The Cochrane Infectious Diseases Group Review of Hydroxychloroquine for COVID-19 has been recognised with the inaugural Harding Prize for Useful and Trustworthy Communication. The £3,141 prize was launched to celebrate individuals or teams liaising on information which helps inform policies or procedures. It was judged by five experts, including deputy chief medical officer Professor Sir Jonathan Van-Tam, Helen Boaden of the UK Statistics Authority, and former Nuffield Foundation chairwoman Professor Onora O’Neill.
The panel said that, as with all its projects, the Cochrane review worked to internationally agreed methodology and prioritised high quality (randomised) evidence. This particular review was a summary of the evidence for the use of hydroxychloroquine in treating Covid-19. Using clear language, it communicated straightforwardly and with balance that that there was no benefit to hydroxychloroquine which outweighed the side effects and that trials of it should be stopped. That decision was then made.
They added: “This subject may seem minor in the UK where treatment by hydroxychloroquine was never a big part of medical discussion. However, many millions of people around the world, especially in the USA and Brazil, were encouraged by their leaders to take this treatment seriously.”
The panel felt that just as the ONS survey (joint winner of the inaugural prize) was the bedrock of accurate information about Covid-19 infection rates in the UK, the Cochrane approach delivered rigorous, trustworthy and balanced reviews of scientific papers communicated with clarity and directness.
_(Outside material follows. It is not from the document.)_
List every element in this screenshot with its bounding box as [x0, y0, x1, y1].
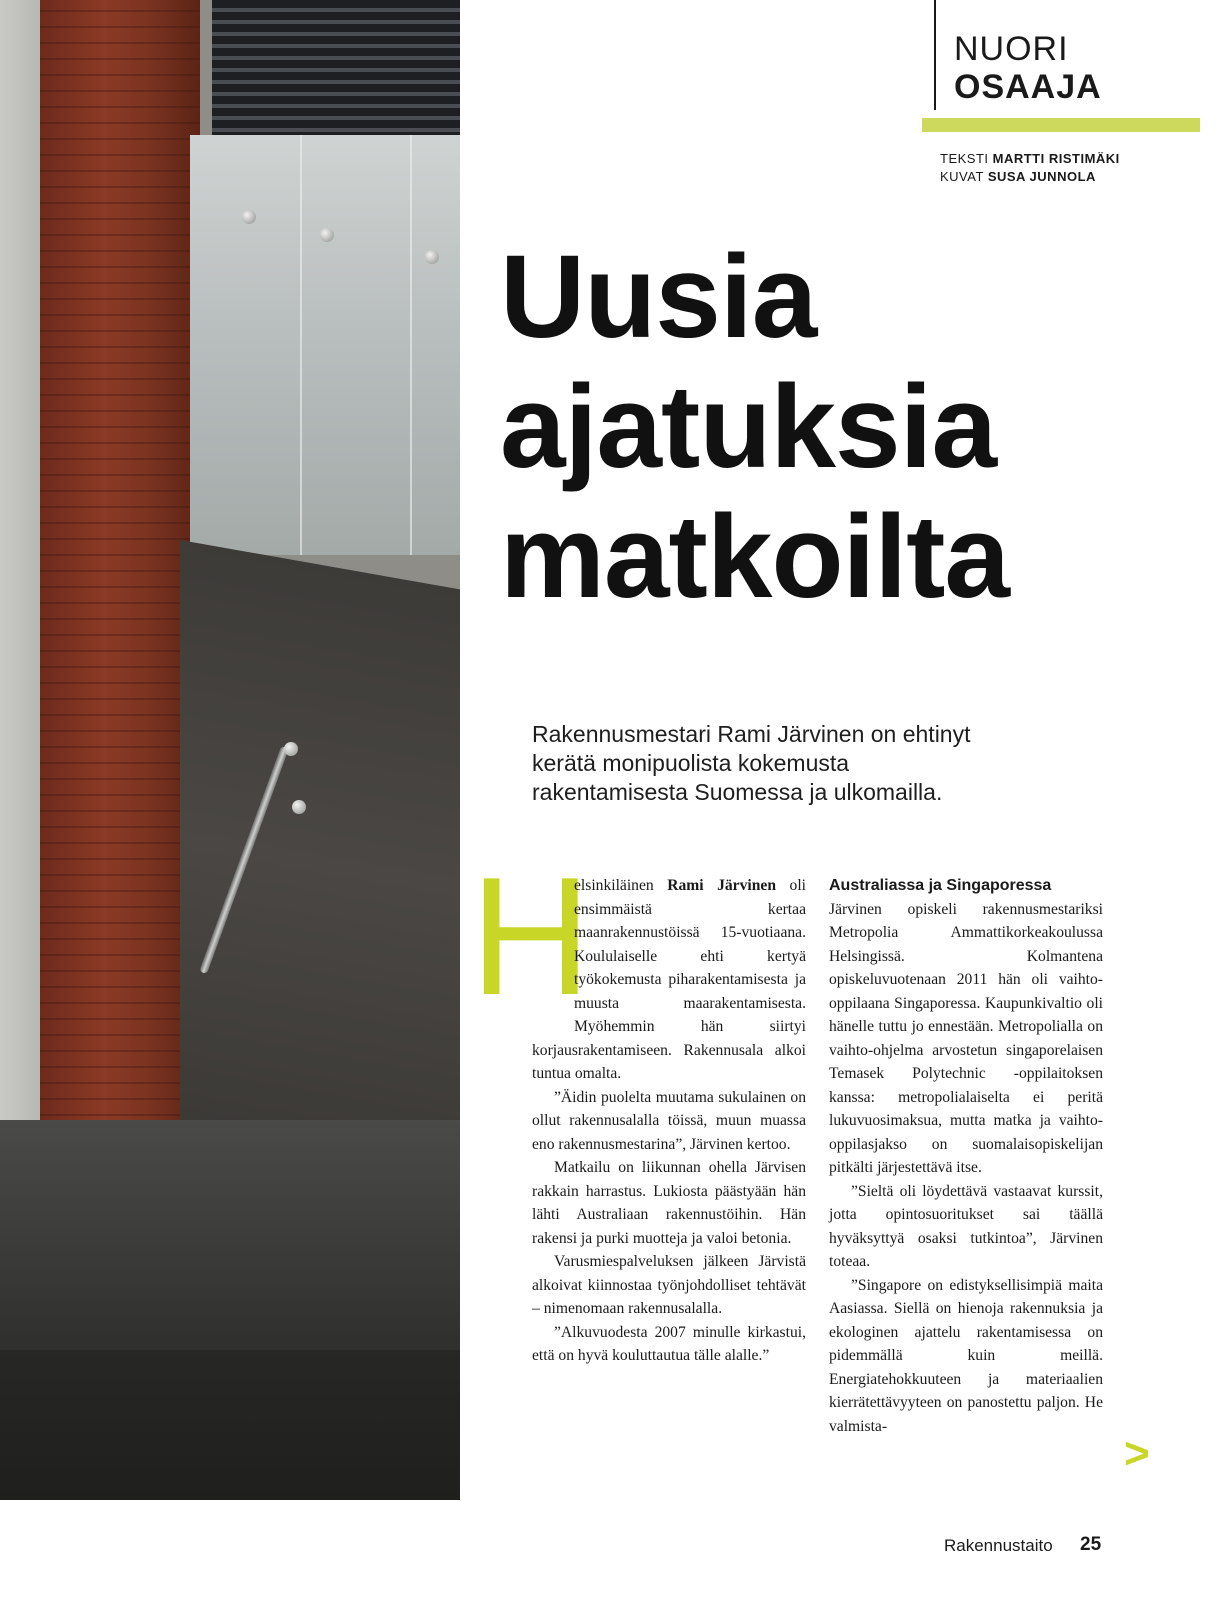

Such reviews enabled policy makers, journalists and the public to discuss and make decisions based on the best evidence.
“The authors of the review and the entire editorial team are made up”, noted LSTM’s Professor Paul Garner, Co-ordinating Editor of the Cochrane Infectious Diseases Group. “It is a great example of the value of Cochrane: an independent assessment of the evidence, free of intellectual conflicts of interest and bias. Covid-19 has shown the importance of Cochrane in cutting through the hype and misinformation and to guide the public and health professionals to best practice”.
The prize, launched in association with the Science Media Centre and Sense about Science, was awarded on international Pi Day (Monday 14th March) by the Winton Centre for Risk and Evidence Communication, based at the Centre for Mathematical Sciences at the University of Cambridge, supported by billionaire businessman Sir David Harding.
The editorial base of the Cochrane Infectious Diseases Group is funded by UK aid from the UK government for the benefit of low- and middle-income countries (project number 300342-104). The views expressed do not necessarily reflect the UK government’s official policies.